PDEδ interference impedes the proliferation and survival of oncogenic KRas expressing human cancer cell lines

Abstract

Ras proteins, most notably isoform KRas4B are frequently mutated oncogenes in numerous human cancers and associated with poor prognosis. Despite ambitious research affords since the discovery of Ras proteins as human oncogenes in 1982, no pharmacological therapy approach reached the clinic yet and Ras is still viewed as “undruggable” protein. For signal propagation, Ras proteins have to be localized at the plasma membrane. Enrichment there is facilitated by spatial cycles that utilize the prenyl binding protein PDEδ as solubilizing factor. Thus, instead of targeting Ras proteins directly, interference with its spatial organization by targeting PDEδ was studied as promising alternative. First generations of small molecule inhibitors of PDEδ were reported to selectively affect proliferation of oncogenic KRas-dependent human pancreatic ductal adenocarcinoma cell lines.

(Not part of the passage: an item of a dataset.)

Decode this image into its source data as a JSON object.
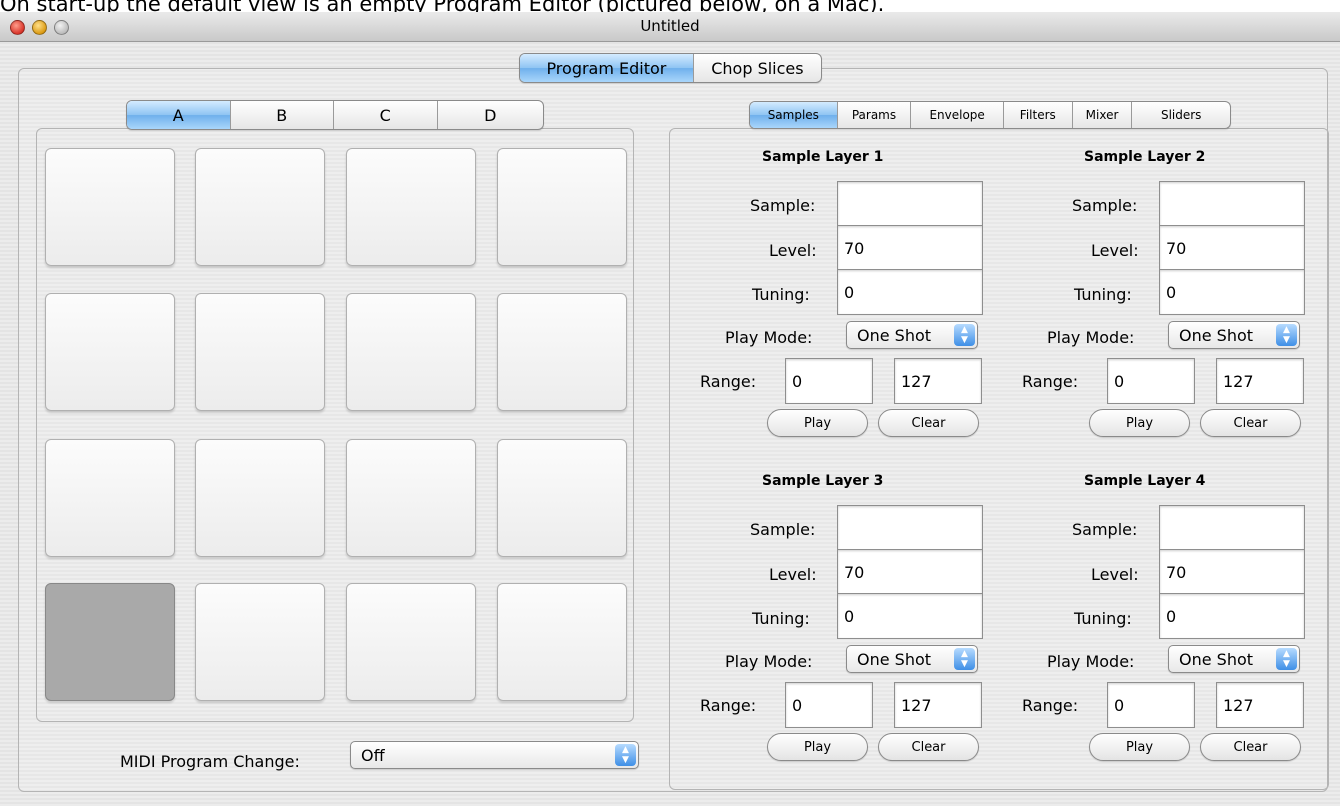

Here, we characterize the activity of a new small molecule inhibitor chemotype called Deltasonamide in cells. We show that Deltasonamide administration leads to a depletion of KRas from the plasma membrane and report enhanced anti-proliferative effects of the high affinity inhibitor in oncogenic KRas-dependent human pancreatic ductal adenocarcinoma cell lines, for the first time at sub-micromolar concentrations.

Furthermore, we demonstrate that PDEδ inhibition is also an applicable tool to interfere with aberrant KRas signaling in human colorectal cancer cell lines. Both PDEδ knock down and small molecule inhibition selectively reduced proliferation and viability of colorectal cancer cell lines harboring oncogenic KRas mutations, whereas cell lines expressing only wild type KRas were not affected by interference with PDEδ. Moreover, we report an interdependence of oncogenic KRas activity and PDEδ’s solubilizing function that is manifested in the correlation of both proteins within the cell lines and well reflected in the distinct survivability after PDEδ interference.

Together, our results show that PDEδ is a valid therapeutic target in both pancreatic ductal adenocarcinoma and colorectal cancer harboring oncogenic KRas mutations.